Structure and Morphology Controlled Growth of Bismuth Selenide Films with Tunable Transport Properties on H-Passivated Si(111) by Molecular Beam Epitaxy

Abstract

The structures of bismuth selenides are formed by periodic or nonperiodic stacking of Bi₂Se₃ quintuple layers and Bi₂ bilayers, which can be represented by a general formalism of Bi_xSe_y (x, y > 0). In this work, we report the controlled growth and morphology characteristics of Bi_xSe_y films on Si(111) by the coevaporation of Bi and Se using molecular beam epitaxy, as well as the basic transport properties.
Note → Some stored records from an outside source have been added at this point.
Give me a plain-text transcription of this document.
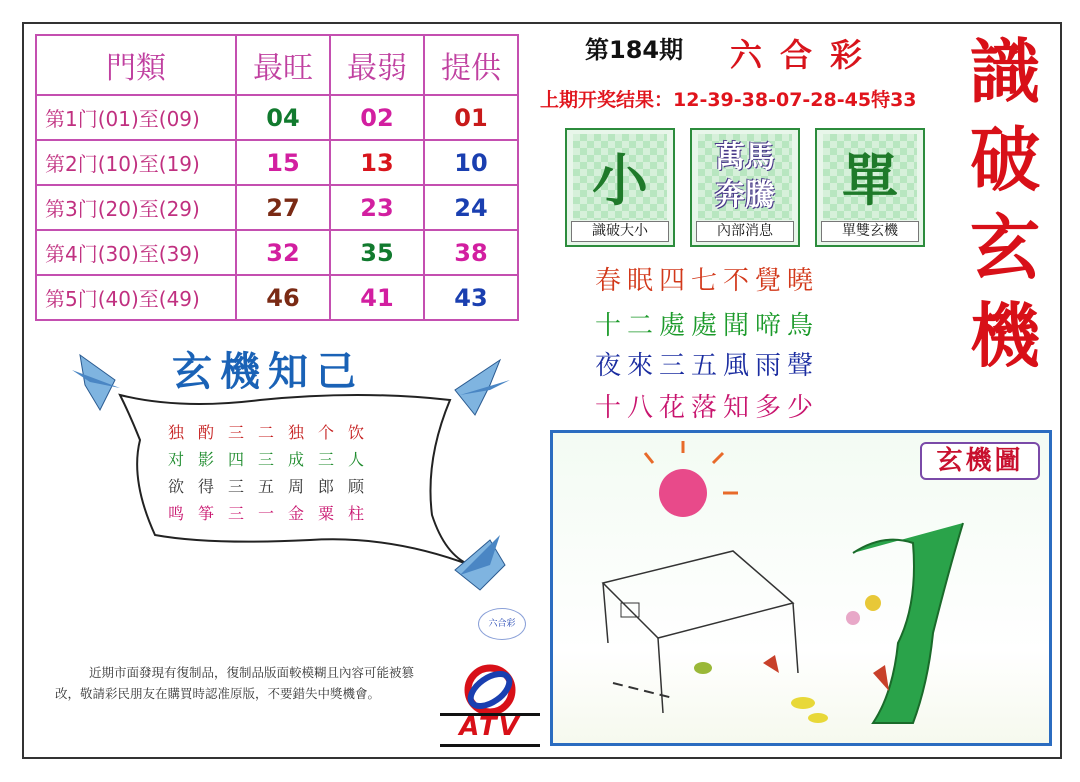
門類	最旺	最弱	提供
第1门(01)至(09)	04	02	01
第2门(10)至(19)	15	13	10
第3门(20)至(29)	27	23	24
第4门(30)至(39)	32	35	38
第5门(40)至(49)	46	41	43
第184期 六合彩
上期开奖结果：12-39-38-07-28-45特33 識
破
玄
機
小
識破大小
萬馬奔騰
內部消息
單
單雙玄機
春眠四七不覺曉
十二處處聞啼鳥
夜來三五風雨聲
十八花落知多少
玄機知己
独酌三二独个饮
对影四三成三人
欲得三五周郎顾
鸣筝三一金粟柱
六合彩
近期市面發現有復制品，復制品版面較模糊且內容可能被篡
改，敬請彩民朋友在購買時認准原版，不要錯失中獎機會。
ATV
玄機圖
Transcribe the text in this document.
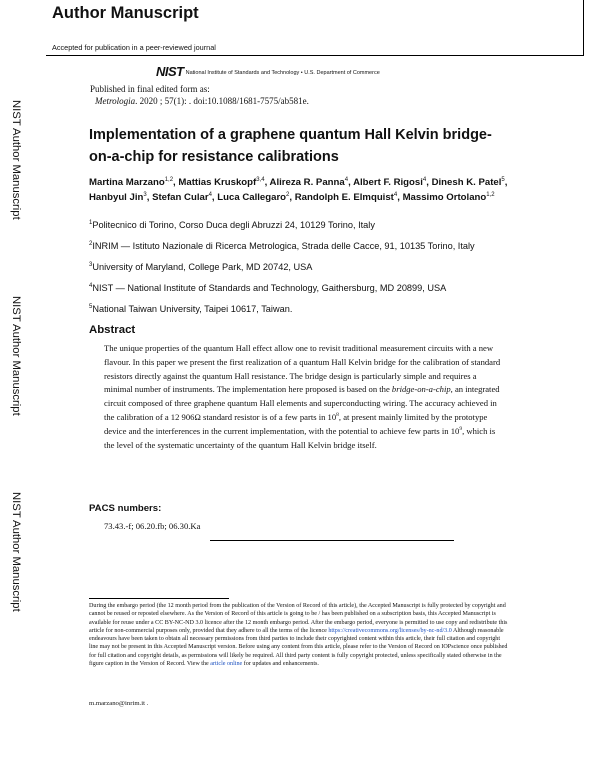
Author Manuscript
Accepted for publication in a peer-reviewed journal
NIST National Institute of Standards and Technology • U.S. Department of Commerce
NIST Author Manuscript
NIST Author Manuscript
NIST Author Manuscript
Published in final edited form as:
Metrologia. 2020 ; 57(1): . doi:10.1088/1681-7575/ab581e.
Implementation of a graphene quantum Hall Kelvin bridge-on-a-chip for resistance calibrations
Martina Marzano$^{1,2}$, Mattias Kruskopf$^{3,4}$, Alireza R. Panna$^4$, Albert F. Rigosi$^4$, Dinesh K. Patel$^5$, Hanbyul Jin$^3$, Stefan Cular$^4$, Luca Callegaro$^2$, Randolph E. Elmquist$^4$, Massimo Ortolano$^{1,2}$
$^1$Politecnico di Torino, Corso Duca degli Abruzzi 24, 10129 Torino, Italy
$^2$INRIM — Istituto Nazionale di Ricerca Metrologica, Strada delle Cacce, 91, 10135 Torino, Italy
$^3$University of Maryland, College Park, MD 20742, USA
$^4$NIST — National Institute of Standards and Technology, Gaithersburg, MD 20899, USA
$^5$National Taiwan University, Taipei 10617, Taiwan.
Abstract
The unique properties of the quantum Hall effect allow one to revisit traditional measurement circuits with a new flavour. In this paper we present the first realization of a quantum Hall Kelvin bridge for the calibration of standard resistors directly against the quantum Hall resistance. The bridge design is particularly simple and requires a minimal number of instruments. The implementation here proposed is based on the bridge-on-a-chip, an integrated circuit composed of three graphene quantum Hall elements and superconducting wiring. The accuracy achieved in the calibration of a 12 906Ω standard resistor is of a few parts in $10^8$, at present mainly limited by the prototype device and the interferences in the current implementation, with the potential to achieve few parts in $10^9$, which is the level of the systematic uncertainty of the quantum Hall Kelvin bridge itself.
PACS numbers:
73.43.-f; 06.20.fb; 06.30.Ka
During the embargo period (the 12 month period from the publication of the Version of Record of this article), the Accepted Manuscript is fully protected by copyright and cannot be reused or reposted elsewhere. As the Version of Record of this article is going to be / has been published on a subscription basis, this Accepted Manuscript is available for reuse under a CC BY-NC-ND 3.0 licence after the 12 month embargo period. After the embargo period, everyone is permitted to use copy and redistribute this article for non-commercial purposes only, provided that they adhere to all the terms of the licence https://creativecommons.org/licenses/by-nc-nd/3.0 Although reasonable endeavours have been taken to obtain all necessary permissions from third parties to include their copyrighted content within this article, their full citation and copyright line may not be present in this Accepted Manuscript version. Before using any content from this article, please refer to the Version of Record on IOPscience once published for full citation and copyright details, as permissions will likely be required. All third party content is fully copyright protected, unless specifically stated otherwise in the figure caption in the Version of Record. View the article online for updates and enhancements.
m.marzano@inrim.it .
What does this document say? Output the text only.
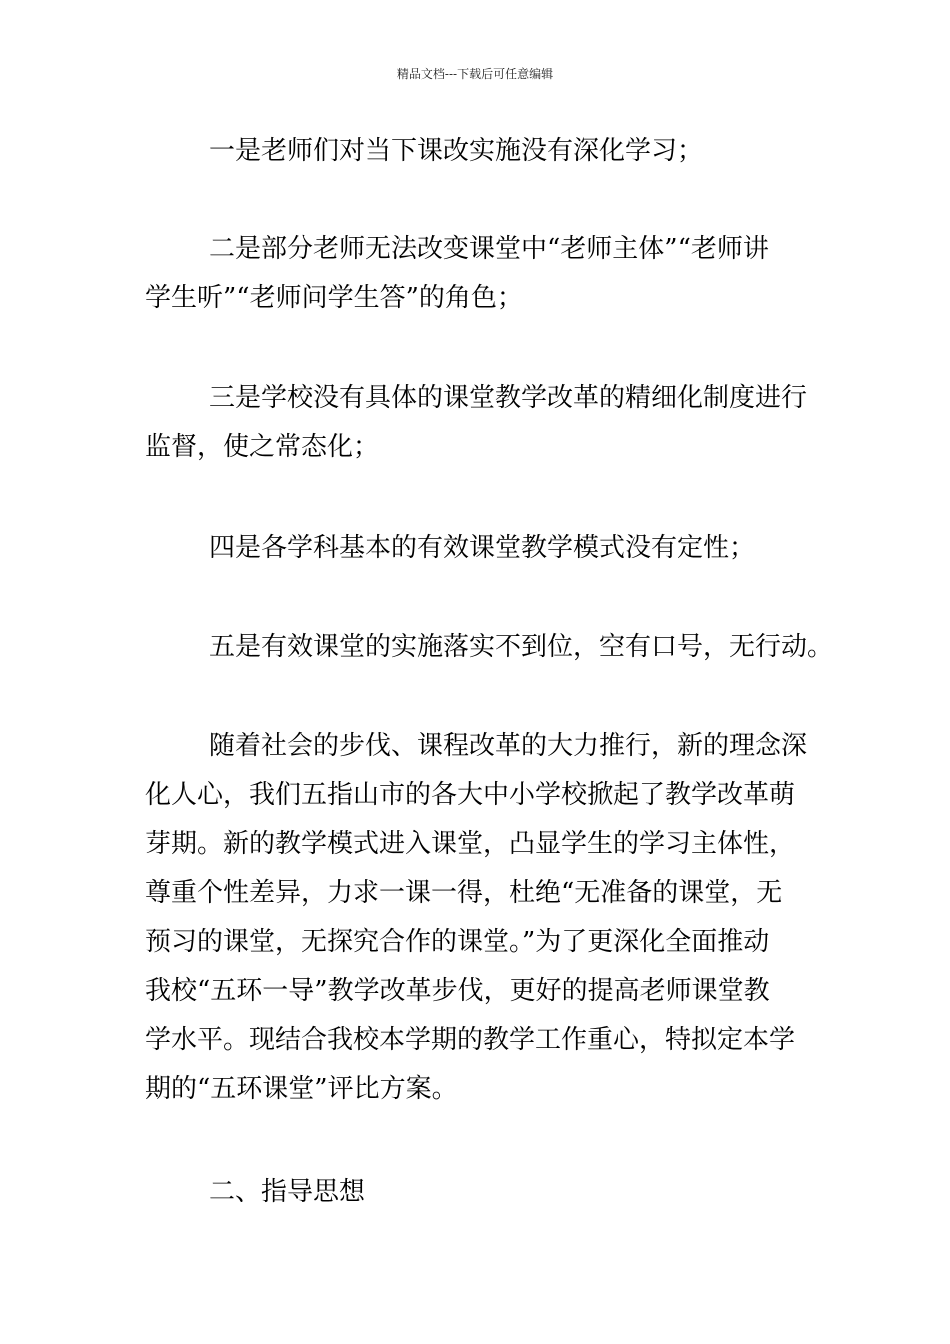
精品文档---下载后可任意编辑
一是老师们对当下课改实施没有深化学习；
二是部分老师无法改变课堂中“老师主体”“老师讲
学生听”“老师问学生答”的角色；
三是学校没有具体的课堂教学改革的精细化制度进行
监督，使之常态化；
四是各学科基本的有效课堂教学模式没有定性；
五是有效课堂的实施落实不到位，空有口号，无行动。
随着社会的步伐、课程改革的大力推行，新的理念深
化人心，我们五指山市的各大中小学校掀起了教学改革萌
芽期。新的教学模式进入课堂，凸显学生的学习主体性，
尊重个性差异，力求一课一得，杜绝“无准备的课堂，无
预习的课堂，无探究合作的课堂。”为了更深化全面推动
我校“五环一导”教学改革步伐，更好的提高老师课堂教
学水平。现结合我校本学期的教学工作重心，特拟定本学
期的“五环课堂”评比方案。
二、指导思想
The higher growth temperature limit for achieving stoichiometric Bi₄Se₃ films of a single-crystalline structure and smooth surface morphology is found to be as low as 350 K. At this temperature, a series of Bi_xSe_y films with a continuous composition evolution from Bi₄Se₃ to Bi₂Se₃ is obtained by precisely adjusting the Bi:Se flux ratios. All Bi_xSe_y films grown on flat Si(111) share a similar pyramid morphology, owing to a spiral growth mode. By contrast, Bi₄Se₃ films grown on a vicinal Si(111) surface, for instance, exhibit lower twinning defects due to a step-confined in-plane anisotropic growth mode. Hall effect measurements show that a metal-to-semiconductor-to-metal phase transition occurs in Bi_xSe_y films with increasing Se composition.